El dirigente ucraniano ha indicado que Moscú plantea estas “nuevas condiciones”, que contemplan lograr el dominio absoluto del Donbás en dos meses. Ucrania dispondría de ese margen para retirarse y entonces la guerra finalizaría, ha reiterado. En caso contrario, Rusia se haría igualmente con esta zona, que engloba las provincias de Donetsk y Lugansk, y plantearía “otras condiciones”.
“Si el objetivo de los rusos es solo el Donbás, ¿por qué dicen que irán más allá y que habrá otras condiciones? Así que, en mi opinión, el problema no está en el Donbás”, ha argumentado Zelenski en un discurso pronunciado durante una cumbre con motivo del cuarto aniversario de la expulsión de las fuerzas rusas de la ciudad de Bucha.
Con estas declaraciones, el jefe del Estado ucraniano vuelve a cuestionar las verdaderas metas del Kremlin y subraya sus intentos de influir en la postura de Estados Unidos, en un contexto en el que Washington afronta, además de una nueva guerra en Oriente Próximo, unas elecciones de mitad de mandato en los próximos meses.
La disputa territorial, junto con el futuro de la central nuclear de Zaporiyia, se mantiene como uno de los principales puntos de choque en las negociaciones fallidas entre ambas partes. Kiev sostiene que no puede asumir la pérdida definitiva de estos territorios, mientras Moscú insiste en que su presencia militar responde a la supuesta necesidad de proteger a la población rusa residente en la zona.

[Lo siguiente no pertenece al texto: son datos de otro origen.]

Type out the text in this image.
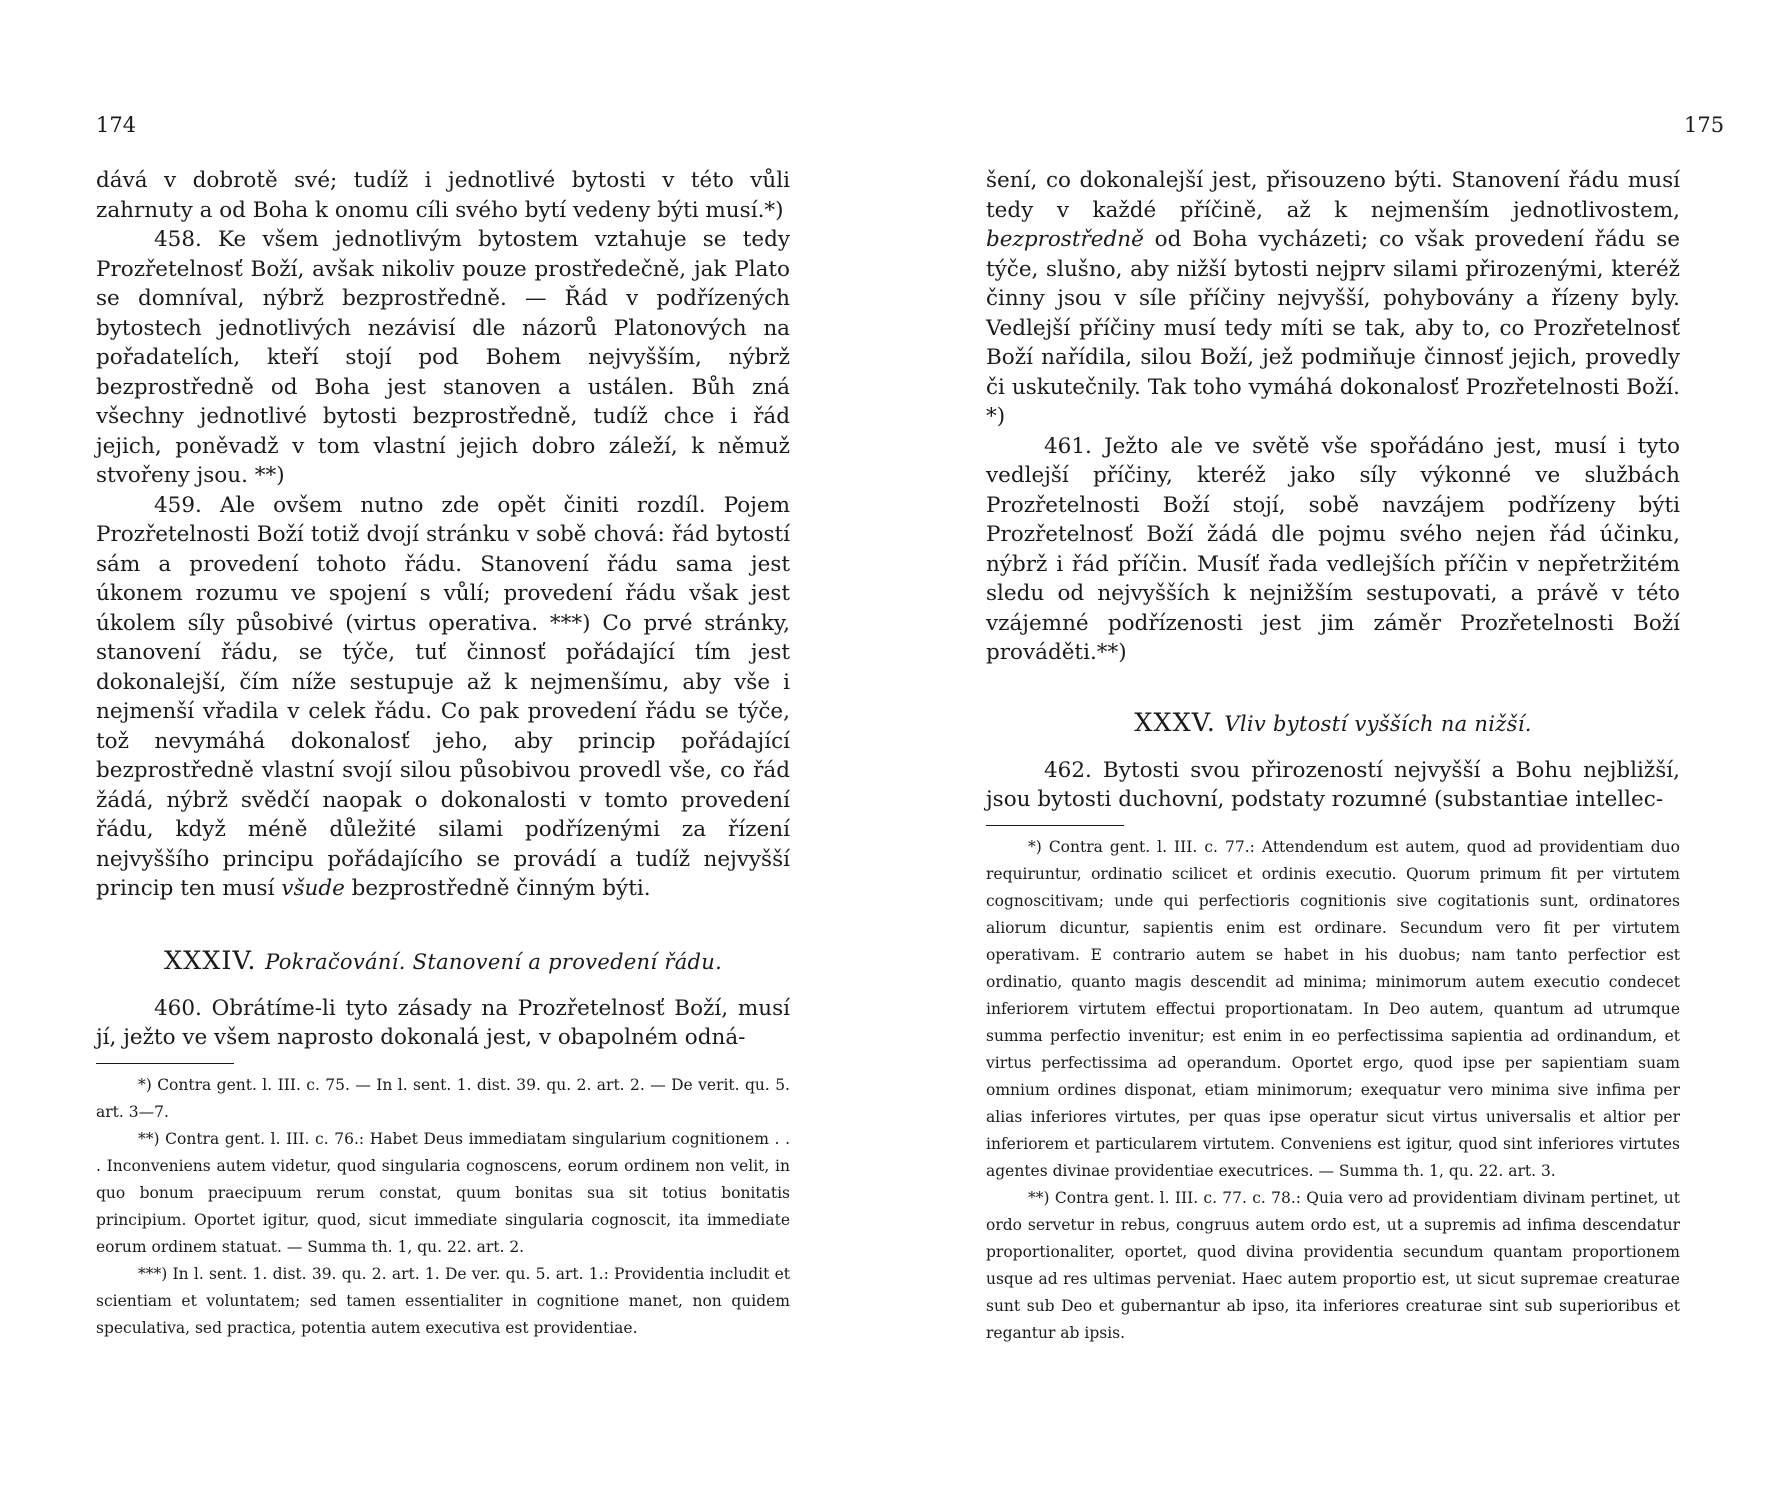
174

dává v dobrotě své; tudíž i jednotlivé bytosti v této vůli zahrnuty a od Boha k onomu cíli svého bytí vedeny býti musí.*)

458. Ke všem jednotlivým bytostem vztahuje se tedy Prozřetelnosť Boží, avšak nikoliv pouze prostředečně, jak Plato se domníval, nýbrž bezprostředně. — Řád v podřízených bytostech jednotlivých nezávisí dle názorů Platonových na pořadatelích, kteří stojí pod Bohem nejvyšším, nýbrž bezprostředně od Boha jest stanoven a ustálen. Bůh zná všechny jednotlivé bytosti bezprostředně, tudíž chce i řád jejich, poněvadž v tom vlastní jejich dobro záleží, k němuž stvořeny jsou. **)

459. Ale ovšem nutno zde opět činiti rozdíl. Pojem Prozřetelnosti Boží totiž dvojí stránku v sobě chová: řád bytostí sám a provedení tohoto řádu. Stanovení řádu sama jest úkonem rozumu ve spojení s vůlí; provedení řádu však jest úkolem síly působivé (virtus operativa. ***) Co prvé stránky, stanovení řádu, se týče, tuť činnosť pořádající tím jest dokonalejší, čím níže sestupuje až k nejmenšímu, aby vše i nejmenší vřadila v celek řádu. Co pak provedení řádu se týče, tož nevymáhá dokonalosť jeho, aby princip pořádající bezprostředně vlastní svojí silou působivou provedl vše, co řád žádá, nýbrž svědčí naopak o dokonalosti v tomto provedení řádu, když méně důležité silami podřízenými za řízení nejvyššího principu pořádajícího se provádí a tudíž nejvyšší princip ten musí všude bezprostředně činným býti.

XXXIV. Pokračování. Stanovení a provedení řádu.

460. Obrátíme-li tyto zásady na Prozřetelnosť Boží, musí jí, ježto ve všem naprosto dokonalá jest, v obapolném odná-

*) Contra gent. l. III. c. 75. — In l. sent. 1. dist. 39. qu. 2. art. 2. — De verit. qu. 5. art. 3—7.

**) Contra gent. l. III. c. 76.: Habet Deus immediatam singularium cognitionem . . . Inconveniens autem videtur, quod singularia cognoscens, eorum ordinem non velit, in quo bonum praecipuum rerum constat, quum bonitas sua sit totius bonitatis principium. Oportet igitur, quod, sicut immediate singularia cognoscit, ita immediate eorum ordinem statuat. — Summa th. 1, qu. 22. art. 2.

***) In l. sent. 1. dist. 39. qu. 2. art. 1. De ver. qu. 5. art. 1.: Providentia includit et scientiam et voluntatem; sed tamen essentialiter in cognitione manet, non quidem speculativa, sed practica, potentia autem executiva est providentiae.

175

šení, co dokonalejší jest, přisouzeno býti. Stanovení řádu musí tedy v každé příčině, až k nejmenším jednotlivostem, bezprostředně od Boha vycházeti; co však provedení řádu se týče, slušno, aby nižší bytosti nejprv silami přirozenými, kteréž činny jsou v síle příčiny nejvyšší, pohybovány a řízeny byly. Vedlejší příčiny musí tedy míti se tak, aby to, co Prozřetelnosť Boží nařídila, silou Boží, jež podmiňuje činnosť jejich, provedly či uskutečnily. Tak toho vymáhá dokonalosť Prozřetelnosti Boží. *)

461. Ježto ale ve světě vše spořádáno jest, musí i tyto vedlejší příčiny, kteréž jako síly výkonné ve službách Prozřetelnosti Boží stojí, sobě navzájem podřízeny býti Prozřetelnosť Boží žádá dle pojmu svého nejen řád účinku, nýbrž i řád příčin. Musíť řada vedlejších příčin v nepřetržitém sledu od nejvyšších k nejnižším sestupovati, a právě v této vzájemné podřízenosti jest jim záměr Prozřetelnosti Boží prováděti.**)

XXXV. Vliv bytostí vyšších na nižší.

462. Bytosti svou přirozeností nejvyšší a Bohu nejbližší, jsou bytosti duchovní, podstaty rozumné (substantiae intellec-

*) Contra gent. l. III. c. 77.: Attendendum est autem, quod ad providentiam duo requiruntur, ordinatio scilicet et ordinis executio. Quorum primum fit per virtutem cognoscitivam; unde qui perfectioris cognitionis sive cogitationis sunt, ordinatores aliorum dicuntur, sapientis enim est ordinare. Secundum vero fit per virtutem operativam. E contrario autem se habet in his duobus; nam tanto perfectior est ordinatio, quanto magis descendit ad minima; minimorum autem executio condecet inferiorem virtutem effectui proportionatam. In Deo autem, quantum ad utrumque summa perfectio invenitur; est enim in eo perfectissima sapientia ad ordinandum, et virtus perfectissima ad operandum. Oportet ergo, quod ipse per sapientiam suam omnium ordines disponat, etiam minimorum; exequatur vero minima sive infima per alias inferiores virtutes, per quas ipse operatur sicut virtus universalis et altior per inferiorem et particularem virtutem. Conveniens est igitur, quod sint inferiores virtutes agentes divinae providentiae executrices. — Summa th. 1, qu. 22. art. 3.

**) Contra gent. l. III. c. 77. c. 78.: Quia vero ad providentiam divinam pertinet, ut ordo servetur in rebus, congruus autem ordo est, ut a supremis ad infima descendatur proportionaliter, oportet, quod divina providentia secundum quantam proportionem usque ad res ultimas perveniat. Haec autem proportio est, ut sicut supremae creaturae sunt sub Deo et gubernantur ab ipso, ita inferiores creaturae sint sub superioribus et regantur ab ipsis.
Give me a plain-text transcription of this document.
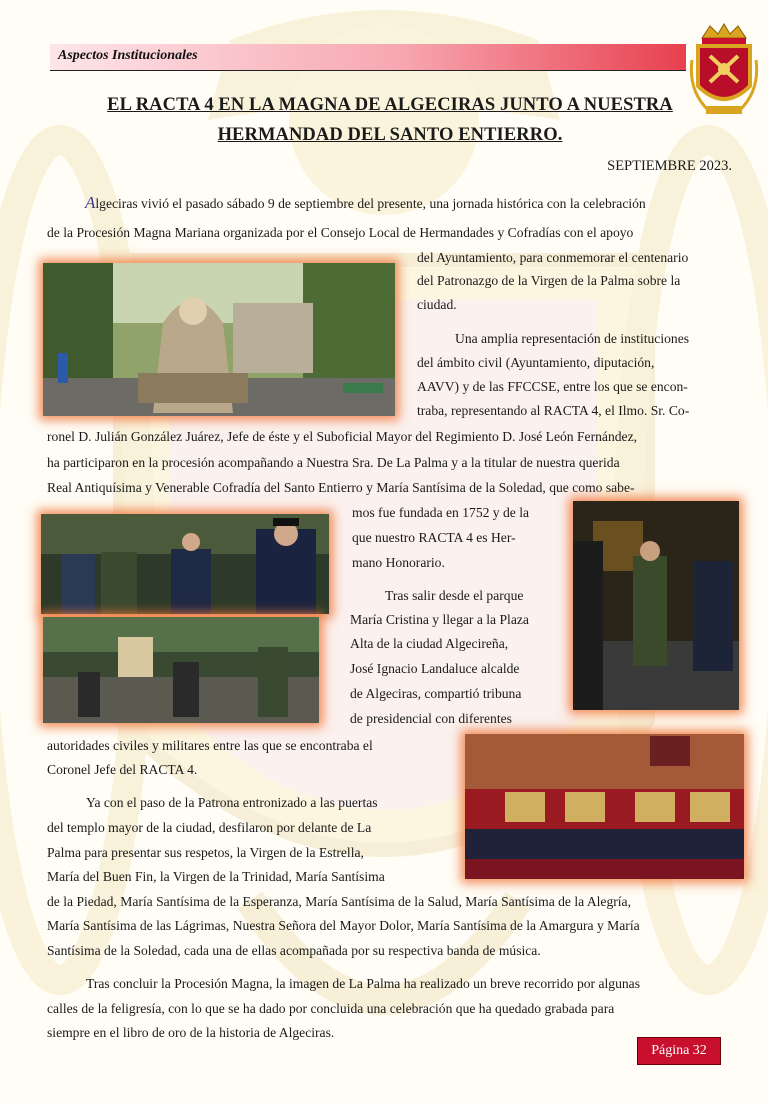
Aspectos Institucionales
EL RACTA 4 EN LA MAGNA DE ALGECIRAS JUNTO A NUESTRA
HERMANDAD DEL SANTO ENTIERRO.
SEPTIEMBRE 2023.
Algeciras vivió el pasado sábado 9 de septiembre del presente, una jornada histórica con la celebración
de la Procesión Magna Mariana organizada por el Consejo Local de Hermandades y Cofradías con el apoyo
del Ayuntamiento, para conmemorar el centenario
del Patronazgo de la Virgen de la Palma sobre la
ciudad.
Una amplia representación de instituciones
del ámbito civil (Ayuntamiento, diputación,
AAVV) y de las FFCCSE, entre los que se encon-
traba, representando al RACTA 4, el Ilmo. Sr. Co-
ronel D. Julián González Juárez, Jefe de éste y el Suboficial Mayor del Regimiento D. José León Fernández,
ha participaron en la procesión acompañando a Nuestra Sra. De La Palma y a la titular de nuestra querida
Real Antiquísima y Venerable Cofradía del Santo Entierro y María Santísima de la Soledad, que como sabe-
mos fue fundada en 1752 y de la
que nuestro RACTA 4 es Her-
mano Honorario.
Tras salir desde el parque
María Cristina y llegar a la Plaza
Alta de la ciudad Algecireña,
José Ignacio Landaluce alcalde
de Algeciras, compartió tribuna
de presidencial con diferentes
autoridades civiles y militares entre las que se encontraba el
Coronel Jefe del RACTA 4.
Ya con el paso de la Patrona entronizado a las puertas
del templo mayor de la ciudad, desfilaron por delante de La
Palma para presentar sus respetos, la Virgen de la Estrella,
María del Buen Fin, la Virgen de la Trinidad, María Santísima
de la Piedad, María Santísima de la Esperanza, María Santísima de la Salud, María Santísima de la Alegría,
María Santísima de las Lágrimas, Nuestra Señora del Mayor Dolor, María Santísima de la Amargura y María
Santísima de la Soledad, cada una de ellas acompañada por su respectiva banda de música.
Tras concluir la Procesión Magna, la imagen de La Palma ha realizado un breve recorrido por algunas
calles de la feligresía, con lo que se ha dado por concluida una celebración que ha quedado grabada para
siempre en el libro de oro de la historia de Algeciras.
Página 32
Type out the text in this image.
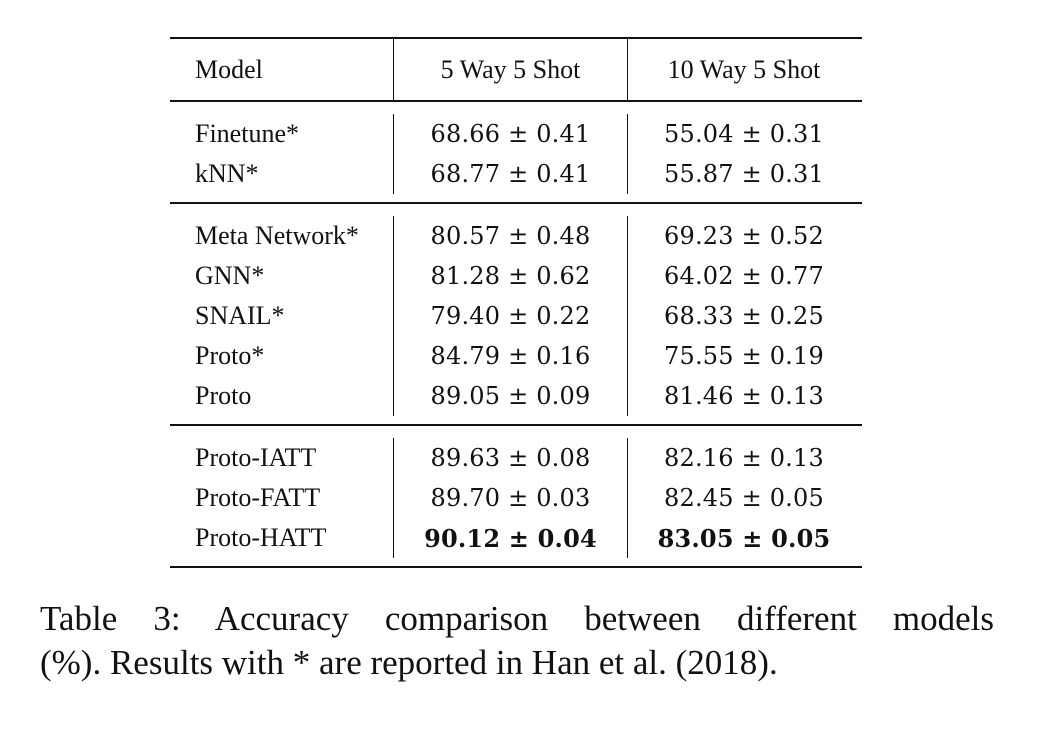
Model	5 Way 5 Shot	10 Way 5 Shot
Finetune*	68.66 ± 0.41	55.04 ± 0.31
kNN*	68.77 ± 0.41	55.87 ± 0.31
Meta Network*	80.57 ± 0.48	69.23 ± 0.52
GNN*	81.28 ± 0.62	64.02 ± 0.77
SNAIL*	79.40 ± 0.22	68.33 ± 0.25
Proto*	84.79 ± 0.16	75.55 ± 0.19
Proto	89.05 ± 0.09	81.46 ± 0.13
Proto-IATT	89.63 ± 0.08	82.16 ± 0.13
Proto-FATT	89.70 ± 0.03	82.45 ± 0.05
Proto-HATT	90.12 ± 0.04	83.05 ± 0.05
Table 3: Accuracy comparison between different models
(%). Results with * are reported in Han et al. (2018).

En los últimos días, la controversia sobre este asunto ha vuelto a intensificarse después de que el secretario de Estado estadounidense, Marco Rubio, negara que Washington esté supeditando cualquier garantía de seguridad para Ucrania a que renuncie al Donbás, del que Kiev solo conserva ya pequeñas áreas bajo su control.
Rubio se mostró claramente molesto con el presidente ucraniano, llegando a tildar de “mentiras” algunas de sus afirmaciones al respecto. Asimismo, advirtió tanto a Kiev como a Moscú de que, sin ofrecer concesiones mutuas, será extremadamente complicado poner fin a una fase de la guerra que se prolonga ya desde hace cuatro años.